The State-By-State Challenge
The brilliance — or the downfall — of this plan is that it leaves concrete action up to the states. Each state will be able to put together its own plan for cutting emissions which will be approved by the federal government in September of 2016.
This is good because it acknowledges that not every state is starting from the same place — some states already do have quite stringent emissions standards — and also that each state has a different technological path to cut emissions — sunny states will lean towards solar investments, for example. The White House has put together a series of fact sheets for each state with detailed information about the advantages each state brings to the table.
But this is also where it gets tricky. Flexibility is important, but the concern is that by leaving it up to the states, some of the action will get bogged down in politicised debates about how best to achieve the goal. However, it's definitely possible: Here's a detailed roadmap showing how all 50 states could do it.

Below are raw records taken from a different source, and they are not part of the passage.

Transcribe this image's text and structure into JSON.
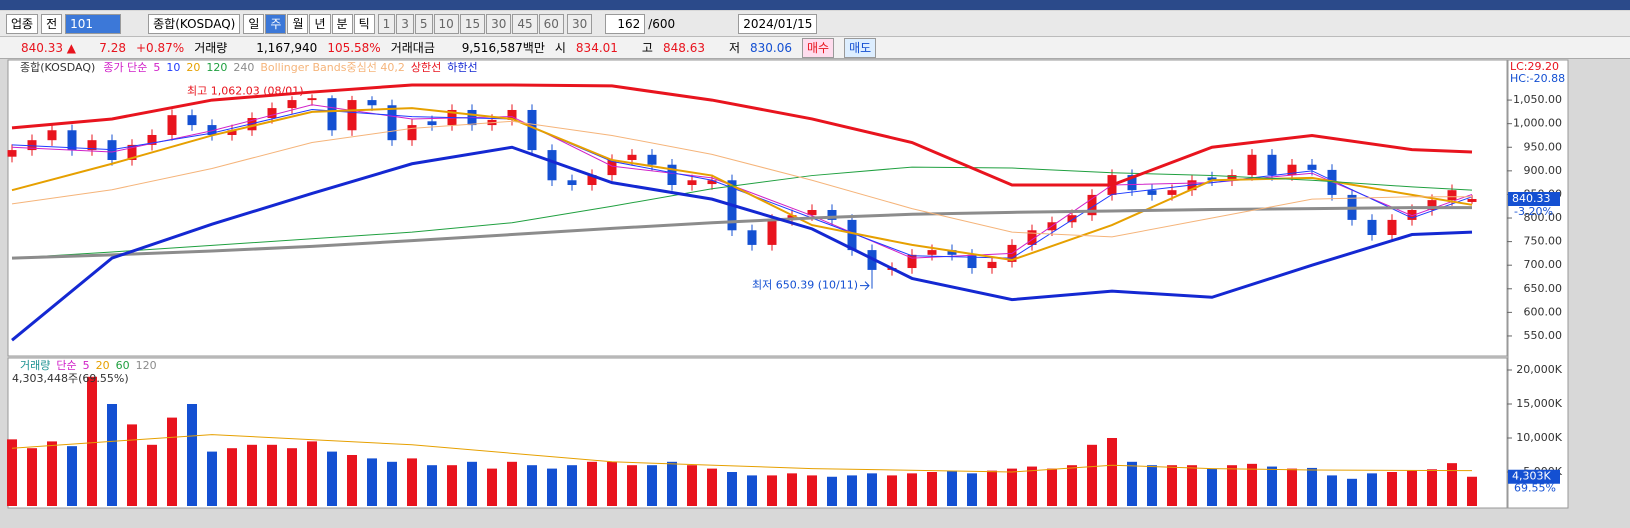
{
  "toolbar": {
    "market": "업종",
    "scope": "전",
    "code": "101",
    "name": "종합(KOSDAQ)",
    "periods": [
      "일",
      "주",
      "월",
      "년",
      "분",
      "틱"
    ],
    "active_period_index": 1,
    "intervals": [
      "1",
      "3",
      "5",
      "10",
      "15",
      "30",
      "45",
      "60"
    ],
    "interval_select": "30",
    "count": "162",
    "count_max": "/600",
    "date": "2024/01/15"
  },
  "info": {
    "price": "840.33 ▲",
    "change": "7.28",
    "change_pct": "+0.87%",
    "volume_label": "거래량",
    "volume": "1,167,940",
    "volume_pct": "105.58%",
    "amount_label": "거래대금",
    "amount": "9,516,587백만",
    "open_label": "시",
    "open": "834.01",
    "high_label": "고",
    "high": "848.63",
    "low_label": "저",
    "low": "830.06",
    "buy": "매수",
    "sell": "매도"
  },
  "chart_data": [
    {
      "type": "candlestick",
      "label": "종합(KOSDAQ)",
      "ma_title": "종가 단순",
      "corner_top": "LC:29.20",
      "corner_bottom": "HC:-20.88",
      "last_change": "-3.20%",
      "annotations": {
        "high": "최고 1,062.03 (08/01)",
        "low": "최저 650.39 (10/11)"
      },
      "up_color": "#e8141e",
      "down_color": "#1450d2",
      "open": [
        930,
        944,
        965,
        986,
        944,
        965,
        923,
        955,
        976,
        1018,
        997,
        976,
        986,
        1012,
        1033,
        1050,
        1054,
        986,
        1050,
        1039,
        965,
        1005,
        997,
        1029,
        997,
        1008,
        1029,
        944,
        880,
        870,
        891,
        923,
        934,
        913,
        870,
        872,
        880,
        774,
        743,
        796,
        806,
        817,
        796,
        732,
        690,
        694,
        722,
        732,
        722,
        694,
        707,
        743,
        774,
        791,
        806,
        849,
        891,
        859,
        849,
        859,
        886,
        880,
        891,
        934,
        891,
        913,
        902,
        849,
        796,
        764,
        796,
        817,
        838,
        834.01
      ],
      "high": [
        956,
        977,
        998,
        998,
        977,
        977,
        967,
        988,
        1030,
        1030,
        1009,
        998,
        1024,
        1045,
        1058,
        1062.03,
        1060,
        1059,
        1058,
        1051,
        1009,
        1017,
        1041,
        1041,
        1020,
        1041,
        1041,
        956,
        892,
        903,
        935,
        946,
        946,
        925,
        892,
        892,
        892,
        786,
        808,
        818,
        829,
        829,
        808,
        744,
        706,
        734,
        744,
        744,
        734,
        719,
        755,
        786,
        803,
        818,
        861,
        903,
        903,
        871,
        871,
        892,
        898,
        903,
        946,
        946,
        925,
        925,
        914,
        861,
        808,
        808,
        829,
        850,
        871,
        848.63
      ],
      "low": [
        918,
        932,
        953,
        932,
        932,
        911,
        911,
        943,
        964,
        985,
        964,
        964,
        974,
        1000,
        1021,
        1038,
        974,
        974,
        1027,
        953,
        953,
        985,
        985,
        985,
        985,
        996,
        932,
        868,
        858,
        858,
        879,
        911,
        901,
        858,
        858,
        860,
        762,
        731,
        731,
        784,
        794,
        784,
        720,
        650.39,
        678,
        682,
        710,
        710,
        682,
        682,
        695,
        731,
        762,
        779,
        794,
        837,
        847,
        837,
        837,
        847,
        868,
        868,
        879,
        879,
        879,
        890,
        837,
        784,
        752,
        752,
        784,
        805,
        826,
        830.06
      ],
      "close": [
        944,
        965,
        986,
        944,
        965,
        923,
        955,
        976,
        1018,
        997,
        976,
        986,
        1012,
        1033,
        1050,
        1054,
        986,
        1050,
        1039,
        965,
        997,
        997,
        1029,
        997,
        1008,
        1029,
        944,
        880,
        870,
        891,
        923,
        934,
        913,
        870,
        880,
        880,
        774,
        743,
        796,
        806,
        817,
        796,
        732,
        690,
        694,
        722,
        732,
        722,
        694,
        707,
        743,
        774,
        791,
        806,
        849,
        891,
        859,
        849,
        859,
        880,
        880,
        891,
        934,
        891,
        913,
        902,
        849,
        796,
        764,
        796,
        817,
        838,
        859,
        840.33
      ],
      "ylim": [
        516,
        1118
      ],
      "yticks": [
        {
          "value": 550,
          "label": "550.00"
        },
        {
          "value": 600,
          "label": "600.00"
        },
        {
          "value": 650,
          "label": "650.00"
        },
        {
          "value": 700,
          "label": "700.00"
        },
        {
          "value": 750,
          "label": "750.00"
        },
        {
          "value": 800,
          "label": "800.00"
        },
        {
          "value": 850,
          "label": "850.00"
        },
        {
          "value": 900,
          "label": "900.00"
        },
        {
          "value": 950,
          "label": "950.00"
        },
        {
          "value": 1000,
          "label": "1,000.00"
        },
        {
          "value": 1050,
          "label": "1,050.00"
        }
      ],
      "series": [
        {
          "name": "5",
          "color": "#d020c8",
          "line_width": 1,
          "x": [
            0,
            5,
            10,
            15,
            20,
            25,
            30,
            35,
            40,
            45,
            50,
            55,
            60,
            65,
            70,
            73
          ],
          "values": [
            950,
            940,
            985,
            1040,
            1010,
            1015,
            910,
            885,
            805,
            715,
            725,
            870,
            875,
            895,
            805,
            850
          ]
        },
        {
          "name": "10",
          "color": "#1e3cff",
          "line_width": 1,
          "x": [
            0,
            5,
            10,
            15,
            20,
            25,
            30,
            35,
            40,
            45,
            50,
            55,
            60,
            65,
            70,
            73
          ],
          "values": [
            955,
            945,
            980,
            1030,
            1015,
            1010,
            920,
            880,
            800,
            720,
            715,
            850,
            875,
            900,
            800,
            845
          ]
        },
        {
          "name": "20",
          "color": "#e6a000",
          "line_width": 2,
          "x": [
            0,
            5,
            10,
            15,
            20,
            25,
            30,
            35,
            40,
            45,
            50,
            55,
            60,
            65,
            70,
            73
          ],
          "values": [
            859,
            915,
            975,
            1025,
            1033,
            1010,
            923,
            890,
            785,
            743,
            711,
            785,
            880,
            885,
            849,
            828
          ]
        },
        {
          "name": "120",
          "color": "#20a040",
          "line_width": 1,
          "x": [
            0,
            5,
            10,
            15,
            20,
            25,
            30,
            35,
            40,
            45,
            50,
            55,
            60,
            65,
            70,
            73
          ],
          "values": [
            715,
            728,
            742,
            756,
            770,
            790,
            825,
            862,
            890,
            908,
            906,
            896,
            890,
            880,
            866,
            859
          ]
        },
        {
          "name": "240",
          "color": "#8c8c8c",
          "line_width": 3,
          "x": [
            0,
            5,
            10,
            15,
            20,
            25,
            30,
            35,
            40,
            45,
            50,
            55,
            60,
            65,
            70,
            73
          ],
          "values": [
            715,
            722,
            730,
            740,
            752,
            765,
            778,
            790,
            800,
            808,
            812,
            815,
            818,
            820,
            822,
            822
          ]
        },
        {
          "name": "Bollinger Bands중심선 40,2",
          "color": "#f5b47a",
          "line_width": 1,
          "x": [
            0,
            5,
            10,
            15,
            20,
            25,
            30,
            35,
            40,
            45,
            50,
            55,
            60,
            65,
            70,
            73
          ],
          "values": [
            830,
            860,
            905,
            960,
            990,
            1005,
            975,
            935,
            880,
            820,
            770,
            760,
            800,
            840,
            845,
            845
          ]
        },
        {
          "name": "상한선",
          "color": "#e8141e",
          "line_width": 3,
          "x": [
            0,
            5,
            10,
            15,
            20,
            25,
            30,
            35,
            40,
            45,
            50,
            55,
            60,
            65,
            70,
            73
          ],
          "values": [
            991,
            1010,
            1050,
            1067,
            1082,
            1082,
            1080,
            1050,
            1010,
            960,
            870,
            870,
            950,
            975,
            945,
            940
          ]
        },
        {
          "name": "하한선",
          "color": "#1428d2",
          "line_width": 3,
          "x": [
            0,
            5,
            10,
            15,
            20,
            25,
            30,
            35,
            40,
            45,
            50,
            55,
            60,
            65,
            70,
            73
          ],
          "values": [
            541,
            715,
            787,
            852,
            915,
            950,
            875,
            840,
            777,
            672,
            627,
            645,
            632,
            700,
            765,
            770
          ]
        }
      ]
    },
    {
      "type": "bar",
      "label": "거래량",
      "ma_title": "단순",
      "value_label": "4,303,448주(69.55%)",
      "last_label": "4,303K",
      "last_ratio": "69.55%",
      "values": [
        9800,
        8500,
        9500,
        8800,
        19000,
        15000,
        12000,
        9000,
        13000,
        15000,
        8000,
        8500,
        9000,
        9000,
        8500,
        9500,
        8000,
        7500,
        7000,
        6500,
        7000,
        6000,
        6000,
        6500,
        5500,
        6500,
        6000,
        5500,
        6000,
        6500,
        6500,
        6000,
        6000,
        6500,
        6000,
        5500,
        5000,
        4500,
        4500,
        4800,
        4500,
        4300,
        4500,
        4800,
        4500,
        4800,
        5000,
        5200,
        4800,
        5200,
        5500,
        5800,
        5500,
        6000,
        9000,
        10000,
        6500,
        6000,
        6000,
        6000,
        5500,
        6000,
        6200,
        5800,
        5500,
        5600,
        4500,
        4000,
        4800,
        5000,
        5200,
        5400,
        6300,
        4303
      ],
      "ylim": [
        0,
        21470
      ],
      "yticks": [
        {
          "value": 5000,
          "label": "5,000K"
        },
        {
          "value": 10000,
          "label": "10,000K"
        },
        {
          "value": 15000,
          "label": "15,000K"
        },
        {
          "value": 20000,
          "label": "20,000K"
        }
      ],
      "series": [
        {
          "name": "5",
          "color": "#d020c8"
        },
        {
          "name": "20",
          "color": "#e6a000",
          "x": [
            0,
            10,
            20,
            30,
            40,
            50,
            55,
            60,
            65,
            73
          ],
          "values": [
            8500,
            10500,
            9000,
            6500,
            5500,
            5000,
            6000,
            5500,
            5300,
            5200
          ]
        },
        {
          "name": "60",
          "color": "#20a040"
        },
        {
          "name": "120",
          "color": "#8c8c8c"
        }
      ]
    }
  ]
}
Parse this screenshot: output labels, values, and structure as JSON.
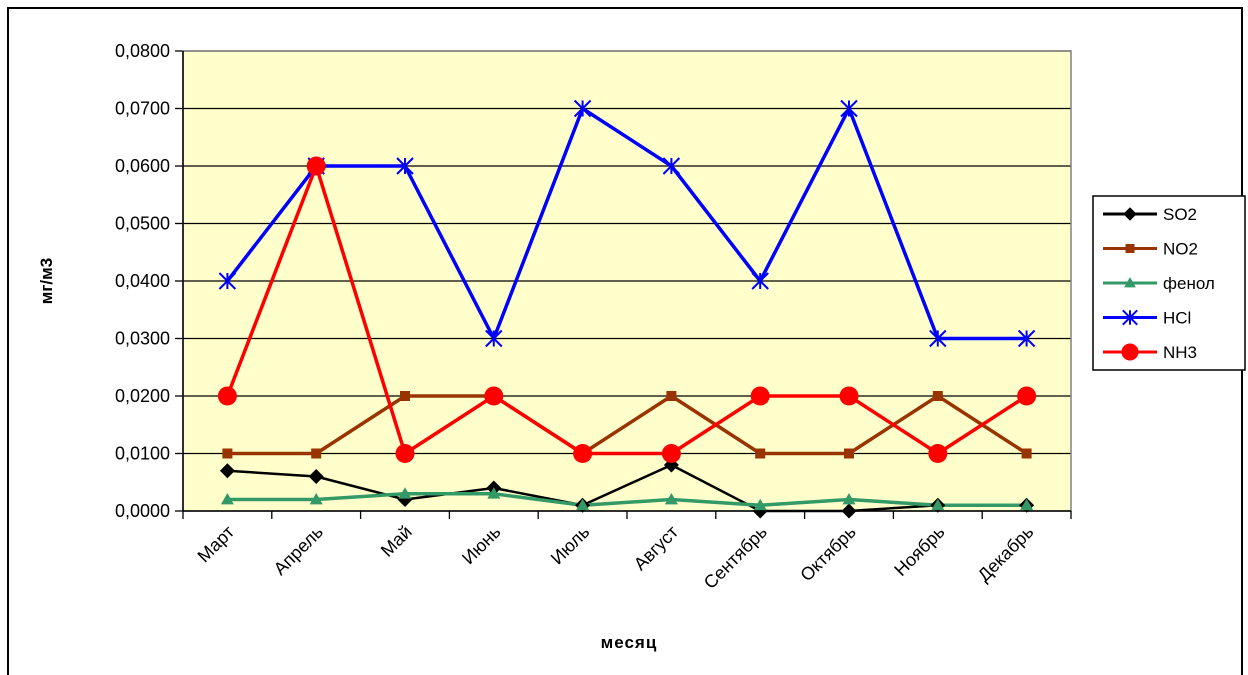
{
  "chart_data": {
    "type": "line",
    "title": "",
    "xlabel": "месяц",
    "ylabel": "мг/м3",
    "ylim": [
      0,
      0.08
    ],
    "yticks": [
      0,
      0.01,
      0.02,
      0.03,
      0.04,
      0.05,
      0.06,
      0.07,
      0.08
    ],
    "ytick_labels": [
      "0,0000",
      "0,0100",
      "0,0200",
      "0,0300",
      "0,0400",
      "0,0500",
      "0,0600",
      "0,0700",
      "0,0800"
    ],
    "categories": [
      "Март",
      "Апрель",
      "Май",
      "Июнь",
      "Июль",
      "Август",
      "Сентябрь",
      "Октябрь",
      "Ноябрь",
      "Декабрь"
    ],
    "grid": "horizontal",
    "plot_background": "#FFFFCC",
    "legend_position": "right",
    "series": [
      {
        "name": "SO2",
        "color": "#000000",
        "marker": "diamond",
        "values": [
          0.007,
          0.006,
          0.002,
          0.004,
          0.001,
          0.008,
          0.0,
          0.0,
          0.001,
          0.001
        ]
      },
      {
        "name": "NO2",
        "color": "#993300",
        "marker": "square",
        "values": [
          0.01,
          0.01,
          0.02,
          0.02,
          0.01,
          0.02,
          0.01,
          0.01,
          0.02,
          0.01
        ]
      },
      {
        "name": "фенол",
        "color": "#339966",
        "marker": "triangle",
        "values": [
          0.002,
          0.002,
          0.003,
          0.003,
          0.001,
          0.002,
          0.001,
          0.002,
          0.001,
          0.001
        ]
      },
      {
        "name": "HCl",
        "color": "#0000FF",
        "marker": "asterisk",
        "values": [
          0.04,
          0.06,
          0.06,
          0.03,
          0.07,
          0.06,
          0.04,
          0.07,
          0.03,
          0.03
        ]
      },
      {
        "name": "NH3",
        "color": "#FF0000",
        "marker": "circle",
        "values": [
          0.02,
          0.06,
          0.01,
          0.02,
          0.01,
          0.01,
          0.02,
          0.02,
          0.01,
          0.02
        ]
      }
    ]
  }
}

This proposal to switch all energy in the US to renewable sources by 2050 is by Mark Z. Jacobson, a civil and environmental engineer who heads up Stanford's Atmosphere and Energy Program
Obama was also smart to frame the plan not as a climate change solution — which always makes people's eyes glaze over and/or fight about the facts — but as a solution to other problems the country is facing. Switching to renewable energy will aid national security, fix the economy, and most importantly, improve public health. It will save the typical American consumer money — up to $US85/year, says the administration. For those who are worried how the plan will affect the traditional energy industry, Obama claims that a growing renewable energy industry will create even more jobs.
It's Not Just About the Economy, Though
Even stronger is the social case for clean energy. Obama's team has been working closely with the Environmental Protection Agency to tie the plan directly to healthcare issues, demonstrating how it will prevent premature deaths from exposure to coal plants and protect children from developing childhood asthma. In a statement that garnered some of the loudest applause in the entire announcement, Obama reiterated something well-known about "dirty energy" (and he did say "dirty energy" at least once): It has been proven to hurt the US's low-income and minority populations the most.
The EPA is touting the health benefits of additional pollution reduction, via EPA
And that's another important thing to remember. Obama has proposed a few other pieces of his climate legislation aimed at cutting all greenhouse gas emissions by 26-28 per cent by 2025. These would specifically impact everyday life for many Americans, like new vehicle emissions standards, a solar training program, and way to help the coal industry make the transition to renewable energy. With the EPA finalising today's rule, one part of the plan is moving forward. But it obviously needs more comprehensive support.
In his statement today, Obama said that China was introducing stricter emissions regulations because of the rules that the US was putting in place. Whether to not that proves to be true, it does point to the fact that this is a global effort where the US has a lot of influence. In December, leaders will convene at the COP 21 conference to continue international climate talks. For the first time, the US will have a chance to be a leader in this conversation.